ふと目を開けると蛍の目から涙が滲んでいた。
「まだ痛むか?やめようか?」
「違います。やめないで下さい。私嬉しいんです。ぶちょおとひとつに
なれたんだなあって。もっとぶちょおを私の中に感じていたいんです。
だからこのままでいて下さい。もう殆ど痛くないですから」
「そうか。じゃ、動くぞ。辛かったら言え」
「はい」
高野はゆっくり腰を動かした。蛍の身体から強張りが消え、高野の
動きに合わせてまた切なく甘い声を漏らし始めた。
「ぶちょお…もうダメです…離さないで…」
蛍は身体が溶けてしまいそうな、意識がどこかへ飛んで行ってしまう
ような感覚に襲われた。高野の息が荒くなり、やがて蛍の身体の上に
崩れ落ちた。
月は天高く昇ったようで、蛍の部屋の中は先ほどより随分暗くなって
いた。
「あの…」
蛍は高野の腕の中にいた。
「ん?」
「私、ぶちょおがいいんです」
「急に何だ?」
「さっきの質問の答え。
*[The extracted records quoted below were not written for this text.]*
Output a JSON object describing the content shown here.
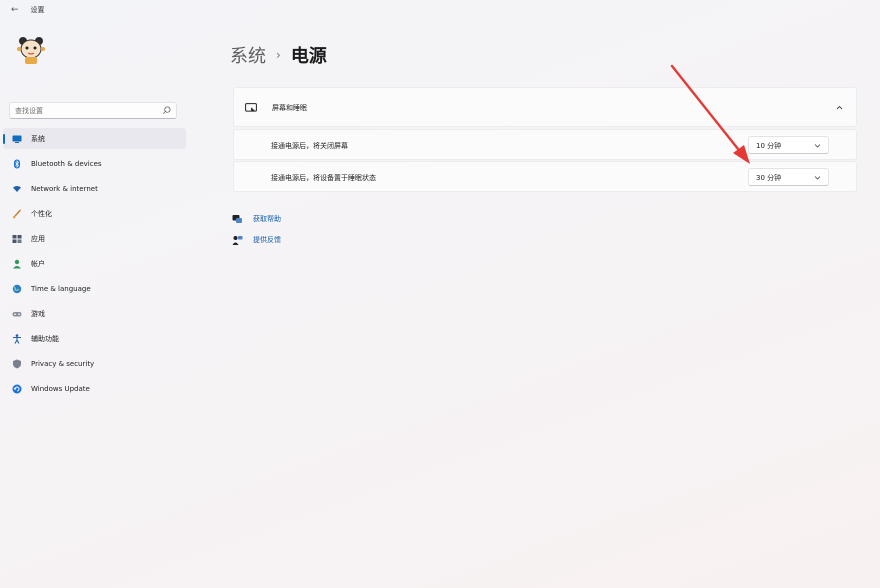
{
  "window": {
    "title": "设置"
  },
  "search": {
    "placeholder": "查找设置"
  },
  "sidebar": {
    "items": [
      {
        "label": "系统",
        "icon": "monitor-icon",
        "active": true
      },
      {
        "label": "Bluetooth & devices",
        "icon": "bluetooth-icon"
      },
      {
        "label": "Network & internet",
        "icon": "wifi-icon"
      },
      {
        "label": "个性化",
        "icon": "brush-icon"
      },
      {
        "label": "应用",
        "icon": "apps-icon"
      },
      {
        "label": "帐户",
        "icon": "person-icon"
      },
      {
        "label": "Time & language",
        "icon": "globe-clock-icon"
      },
      {
        "label": "游戏",
        "icon": "gamepad-icon"
      },
      {
        "label": "辅助功能",
        "icon": "accessibility-icon"
      },
      {
        "label": "Privacy & security",
        "icon": "shield-icon"
      },
      {
        "label": "Windows Update",
        "icon": "update-icon"
      }
    ]
  },
  "header": {
    "parent": "系统",
    "separator": "›",
    "current": "电源"
  },
  "section": {
    "title": "屏幕和睡眠",
    "rows": [
      {
        "label": "接通电源后，将关闭屏幕",
        "value": "10 分钟"
      },
      {
        "label": "接通电源后，将设备置于睡眠状态",
        "value": "30 分钟"
      }
    ]
  },
  "links": [
    {
      "label": "获取帮助",
      "icon": "help-icon"
    },
    {
      "label": "提供反馈",
      "icon": "feedback-icon"
    }
  ],
  "colors": {
    "accent": "#0f6cbd",
    "annotation_arrow": "#e53935",
    "link": "#0f5cab"
  }
}
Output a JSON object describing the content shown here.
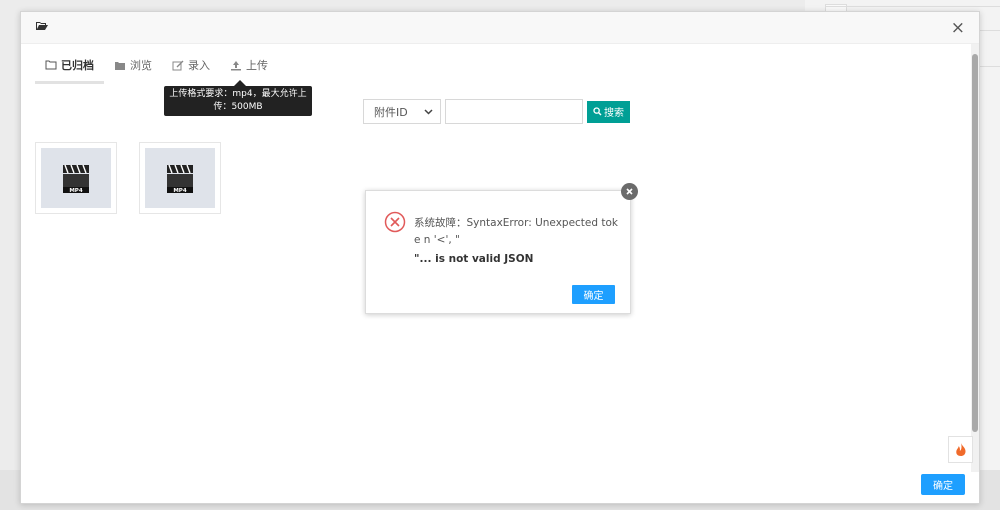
{
  "modal": {
    "close_symbol": "×",
    "confirm_label": "确定"
  },
  "tabs": [
    {
      "label": "已归档",
      "icon": "archive-icon",
      "active": true
    },
    {
      "label": "浏览",
      "icon": "folder-icon",
      "active": false
    },
    {
      "label": "录入",
      "icon": "edit-icon",
      "active": false
    },
    {
      "label": "上传",
      "icon": "upload-icon",
      "active": false
    }
  ],
  "tooltip": {
    "line1": "上传格式要求：mp4，最大允许上",
    "line2": "传：500MB"
  },
  "search": {
    "field_selected": "附件ID",
    "input_value": "",
    "button_label": "搜索"
  },
  "files": [
    {
      "type": "MP4"
    },
    {
      "type": "MP4"
    }
  ],
  "error_dialog": {
    "message_line1": "系统故障：SyntaxError: Unexpected toke n '<', \"",
    "message_line2": "\"... is not valid JSON",
    "ok_label": "确定"
  },
  "colors": {
    "primary_blue": "#1e9fff",
    "search_green": "#009f95",
    "error_red": "#e15a5a"
  }
}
私でいいのかって聞いたでしょ?」
「寝てたんじゃなかったのか!」
「ぶちょおが私に背中向けた時に目が覚めました。どっか
行っちゃうんじゃないかと思って咄嗟に抱きついちゃいました」
いたずらっぽく蛍が笑った。
「なんて奴だ…!騙したな?」
高野は自分の顔がかっと熱くなるのを感じた。
(部屋の中が暗くて助かった…)
「ぶちょお、顔真っ赤ですよ。うふふ」
「暗いんだから見えるわけないだろっ」
「やっぱり赤いんだ」
「貴様…!」
高野は起き上がって蛍をまた組み敷いた。
「ぶちょお…大好きです…」
蛍の腕がするりと伸びて高野の首にからみついてキスをした。